Avec ce troisième album auto-produit – conclusion d’une trilogie frontale et engagée, virage annoncé vers de nouveaux horizons musicaux –, le rappeur use une plume visiblement incorruptible, et par-dessus-tout fédératrice : aux scratchs, DJ Pone (Birdy Nam Nam) envoie des valses hallucinantes ; à la guitare, Serge Teyssot-Gay assomme sur Omar, accompagné de Lazare, performeur prometteur déjà vu au festival d’Avignon ; Lorenzo Bianchi, esthète de l’IRCAM, signe une production pharaonique sur le morceau Décalé ; quand pour clôturer l’album, Sir Jean (Le Peuple de l’herbe) apporte son univers ragga pour Briller dans le noir.
Autant de rencontres marquantes, sorte d’amitiés fertiles nées sur les routes – imprévisibles et pourtant si capitales dans la carrière de La Canaille – promptes à enrichir le catalogue déjà riche d’un artisan aussi à l’aise dans l’écriture que dans le discours lorsque, limpide, il s’exprime sur des thèmes qui lui tiennent à cœur. Pas étonnant donc, que la carrière de ce fan inconditionnel de Léo Ferré eut été marquée par des récompenses décisives, comme en 2006, lorsque le Fair, le Prix Chorus Hauts-de-Seine et les découvertes du Printemps de Bourges lui tombent dessus la même année.
Un coup de pouce bienvenu qui confère à l’artiste une légitimité artistique rassurante, à même de donner des idées, parmi lesquelles l’enregistrement de deux albums studios, en 2009 (Une goutte de miel dans un litre de plomb) et en 2011 (Par Temps de rage). Aujourd’hui, La Nausée conclut sereinement cette série uniforme, homogène, cohérente – sorte de puzzle commun à tous dont le dessin laisse place à des réflexions circonstancielles très concrètes. « Je suis un combattant, l’espoir est toujours dans la lutte », résume l’intéressé. Une lutte menée frontalement, avec le désir chevillé au corps de ne pas décevoir, en dénonçant sans complaisance les choses qui ne tournent pas rond.

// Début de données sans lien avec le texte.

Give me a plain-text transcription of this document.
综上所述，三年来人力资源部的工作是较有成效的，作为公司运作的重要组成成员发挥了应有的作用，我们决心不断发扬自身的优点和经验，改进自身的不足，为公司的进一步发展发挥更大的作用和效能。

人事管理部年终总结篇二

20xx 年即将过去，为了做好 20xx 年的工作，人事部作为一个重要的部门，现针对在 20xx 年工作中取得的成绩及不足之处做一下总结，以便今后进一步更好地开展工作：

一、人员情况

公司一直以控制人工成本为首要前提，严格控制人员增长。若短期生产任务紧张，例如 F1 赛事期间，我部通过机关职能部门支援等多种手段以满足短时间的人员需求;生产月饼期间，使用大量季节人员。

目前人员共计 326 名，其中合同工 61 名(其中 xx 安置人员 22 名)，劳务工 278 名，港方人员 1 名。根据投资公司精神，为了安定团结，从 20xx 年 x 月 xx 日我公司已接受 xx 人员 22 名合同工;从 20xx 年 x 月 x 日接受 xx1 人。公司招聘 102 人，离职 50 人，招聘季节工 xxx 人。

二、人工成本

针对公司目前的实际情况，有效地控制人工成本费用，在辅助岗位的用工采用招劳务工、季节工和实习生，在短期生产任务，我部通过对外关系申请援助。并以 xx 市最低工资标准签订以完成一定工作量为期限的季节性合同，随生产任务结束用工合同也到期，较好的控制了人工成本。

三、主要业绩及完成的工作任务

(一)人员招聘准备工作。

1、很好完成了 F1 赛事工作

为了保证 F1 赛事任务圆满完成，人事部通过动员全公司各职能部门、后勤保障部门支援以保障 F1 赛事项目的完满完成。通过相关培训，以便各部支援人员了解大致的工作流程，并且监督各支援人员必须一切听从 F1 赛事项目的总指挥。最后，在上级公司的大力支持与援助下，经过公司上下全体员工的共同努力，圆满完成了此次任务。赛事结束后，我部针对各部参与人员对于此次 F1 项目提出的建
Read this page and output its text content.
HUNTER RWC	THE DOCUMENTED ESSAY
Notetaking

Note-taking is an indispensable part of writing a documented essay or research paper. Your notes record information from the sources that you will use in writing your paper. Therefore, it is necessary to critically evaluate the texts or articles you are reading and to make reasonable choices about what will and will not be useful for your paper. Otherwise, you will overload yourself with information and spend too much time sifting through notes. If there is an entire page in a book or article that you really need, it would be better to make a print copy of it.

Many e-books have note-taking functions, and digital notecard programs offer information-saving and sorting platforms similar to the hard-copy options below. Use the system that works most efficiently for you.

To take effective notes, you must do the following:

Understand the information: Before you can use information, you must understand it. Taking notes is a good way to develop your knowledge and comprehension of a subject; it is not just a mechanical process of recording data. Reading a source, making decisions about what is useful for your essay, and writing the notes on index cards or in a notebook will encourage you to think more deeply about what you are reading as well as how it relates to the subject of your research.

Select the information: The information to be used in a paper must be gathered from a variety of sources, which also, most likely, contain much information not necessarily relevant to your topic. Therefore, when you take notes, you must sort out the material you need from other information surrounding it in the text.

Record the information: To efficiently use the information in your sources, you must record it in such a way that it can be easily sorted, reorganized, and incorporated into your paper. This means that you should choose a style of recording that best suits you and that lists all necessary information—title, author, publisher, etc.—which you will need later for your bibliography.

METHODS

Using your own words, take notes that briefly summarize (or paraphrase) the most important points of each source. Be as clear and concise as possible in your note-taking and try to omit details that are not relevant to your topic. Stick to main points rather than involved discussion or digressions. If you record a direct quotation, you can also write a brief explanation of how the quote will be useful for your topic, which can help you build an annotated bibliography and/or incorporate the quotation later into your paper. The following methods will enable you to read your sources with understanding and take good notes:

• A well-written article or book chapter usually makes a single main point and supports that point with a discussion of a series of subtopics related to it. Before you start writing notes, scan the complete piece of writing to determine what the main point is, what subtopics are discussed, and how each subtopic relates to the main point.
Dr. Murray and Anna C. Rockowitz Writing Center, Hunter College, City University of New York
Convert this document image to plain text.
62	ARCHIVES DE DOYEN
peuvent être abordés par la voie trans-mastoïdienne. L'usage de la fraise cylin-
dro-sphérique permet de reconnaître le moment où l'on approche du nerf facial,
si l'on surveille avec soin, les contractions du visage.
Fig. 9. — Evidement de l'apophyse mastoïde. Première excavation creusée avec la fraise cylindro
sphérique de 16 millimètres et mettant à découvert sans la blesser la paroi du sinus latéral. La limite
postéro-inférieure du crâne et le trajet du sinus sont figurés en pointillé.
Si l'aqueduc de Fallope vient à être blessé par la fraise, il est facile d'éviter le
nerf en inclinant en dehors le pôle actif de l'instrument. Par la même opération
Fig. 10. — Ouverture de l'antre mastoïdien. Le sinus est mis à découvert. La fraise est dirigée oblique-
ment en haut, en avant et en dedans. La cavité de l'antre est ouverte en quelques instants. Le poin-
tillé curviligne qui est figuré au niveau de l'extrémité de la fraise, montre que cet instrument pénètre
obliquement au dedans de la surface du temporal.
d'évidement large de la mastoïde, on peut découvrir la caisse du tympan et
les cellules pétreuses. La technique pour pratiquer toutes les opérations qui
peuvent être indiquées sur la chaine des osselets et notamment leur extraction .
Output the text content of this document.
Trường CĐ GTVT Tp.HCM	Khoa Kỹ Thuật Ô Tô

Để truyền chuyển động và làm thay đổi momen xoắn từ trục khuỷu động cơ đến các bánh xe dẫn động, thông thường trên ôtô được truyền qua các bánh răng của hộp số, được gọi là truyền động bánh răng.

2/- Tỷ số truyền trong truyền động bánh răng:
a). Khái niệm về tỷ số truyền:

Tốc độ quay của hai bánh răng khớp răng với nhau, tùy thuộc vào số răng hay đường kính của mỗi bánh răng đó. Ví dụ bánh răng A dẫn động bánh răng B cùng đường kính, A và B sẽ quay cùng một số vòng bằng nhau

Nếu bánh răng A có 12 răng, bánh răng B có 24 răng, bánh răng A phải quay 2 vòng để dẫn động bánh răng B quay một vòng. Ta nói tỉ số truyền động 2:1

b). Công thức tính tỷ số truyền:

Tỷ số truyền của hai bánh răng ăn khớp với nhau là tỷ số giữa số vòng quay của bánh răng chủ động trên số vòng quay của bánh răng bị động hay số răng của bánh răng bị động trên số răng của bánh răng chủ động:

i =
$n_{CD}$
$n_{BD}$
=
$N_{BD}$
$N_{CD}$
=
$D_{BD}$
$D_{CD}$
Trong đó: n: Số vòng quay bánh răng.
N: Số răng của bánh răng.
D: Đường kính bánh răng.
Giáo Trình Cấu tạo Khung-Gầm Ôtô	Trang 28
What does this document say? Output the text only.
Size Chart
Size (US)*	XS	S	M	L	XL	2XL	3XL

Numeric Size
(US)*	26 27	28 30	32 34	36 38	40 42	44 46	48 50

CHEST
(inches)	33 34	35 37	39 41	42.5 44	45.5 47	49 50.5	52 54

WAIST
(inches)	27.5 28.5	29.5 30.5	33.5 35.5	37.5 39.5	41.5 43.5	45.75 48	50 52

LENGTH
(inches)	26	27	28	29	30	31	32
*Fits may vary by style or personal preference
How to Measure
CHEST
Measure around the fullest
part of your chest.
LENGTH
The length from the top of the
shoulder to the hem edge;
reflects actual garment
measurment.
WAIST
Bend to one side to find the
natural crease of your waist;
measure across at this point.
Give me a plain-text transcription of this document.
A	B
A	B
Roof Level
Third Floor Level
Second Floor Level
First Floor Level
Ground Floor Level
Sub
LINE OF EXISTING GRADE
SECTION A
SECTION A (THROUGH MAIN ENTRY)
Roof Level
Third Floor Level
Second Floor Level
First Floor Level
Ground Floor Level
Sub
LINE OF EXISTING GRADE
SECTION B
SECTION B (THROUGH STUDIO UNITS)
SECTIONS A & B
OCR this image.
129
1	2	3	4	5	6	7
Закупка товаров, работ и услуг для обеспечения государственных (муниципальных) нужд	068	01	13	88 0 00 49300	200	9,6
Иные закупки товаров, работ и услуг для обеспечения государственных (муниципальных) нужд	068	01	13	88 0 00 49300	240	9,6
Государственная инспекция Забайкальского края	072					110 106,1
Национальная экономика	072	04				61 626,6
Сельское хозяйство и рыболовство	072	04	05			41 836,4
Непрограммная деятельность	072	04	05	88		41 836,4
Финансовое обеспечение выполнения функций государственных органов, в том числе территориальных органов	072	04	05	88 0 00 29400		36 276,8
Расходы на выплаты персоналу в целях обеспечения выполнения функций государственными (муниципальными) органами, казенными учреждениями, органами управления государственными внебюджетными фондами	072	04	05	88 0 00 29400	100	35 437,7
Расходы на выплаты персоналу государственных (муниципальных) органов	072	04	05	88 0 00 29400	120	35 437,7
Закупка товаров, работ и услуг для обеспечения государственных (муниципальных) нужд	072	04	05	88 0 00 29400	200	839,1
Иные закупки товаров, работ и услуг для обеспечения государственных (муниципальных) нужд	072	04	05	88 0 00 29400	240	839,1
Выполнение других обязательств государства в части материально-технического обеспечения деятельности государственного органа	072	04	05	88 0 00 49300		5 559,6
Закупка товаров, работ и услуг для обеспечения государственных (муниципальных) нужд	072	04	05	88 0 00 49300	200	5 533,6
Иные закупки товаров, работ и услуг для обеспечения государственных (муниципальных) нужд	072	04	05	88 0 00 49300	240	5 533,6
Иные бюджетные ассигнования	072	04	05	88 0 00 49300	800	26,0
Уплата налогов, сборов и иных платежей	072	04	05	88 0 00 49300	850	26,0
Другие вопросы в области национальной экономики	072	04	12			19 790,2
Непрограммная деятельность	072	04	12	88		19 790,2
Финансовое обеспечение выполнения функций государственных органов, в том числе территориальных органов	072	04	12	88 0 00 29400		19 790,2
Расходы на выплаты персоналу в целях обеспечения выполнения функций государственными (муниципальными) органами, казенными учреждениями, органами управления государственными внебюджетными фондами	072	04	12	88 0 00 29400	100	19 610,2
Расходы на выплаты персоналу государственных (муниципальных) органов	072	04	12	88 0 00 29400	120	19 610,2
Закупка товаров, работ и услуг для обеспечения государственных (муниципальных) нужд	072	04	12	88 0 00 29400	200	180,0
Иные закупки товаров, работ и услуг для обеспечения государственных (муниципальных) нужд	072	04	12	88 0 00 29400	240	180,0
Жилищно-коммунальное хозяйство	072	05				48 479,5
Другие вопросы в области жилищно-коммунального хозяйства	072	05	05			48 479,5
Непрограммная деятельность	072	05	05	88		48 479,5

De l’envie, du partage, de l’énergie et des rêves, La Canaille pourrait en revendre. À coup sûr, il deviendrait milliardaire. À la place, l’homme préfère redéfinir des contours de vie bien trop tracés, des espaces-temps dans lesquels s’imbriquent un refrain quotidien répétitif ; où la misère n’est pas seulement économique (Pornoland), où la révolte n’est pas toujours là où l’on croit (Quelque chose se prépare), où vieillir est une gageure à négocier chaque jour (Encore un peu). Une partie de plaisir sur un terrain de jeu miné, dans lequel La Canaille s’étreint à ne pas fléchir ; regardant au loin les trains passés sans jamais tomber sur ses rails, laissant planer l’espoir fameux derrière chacune de ses ébauches.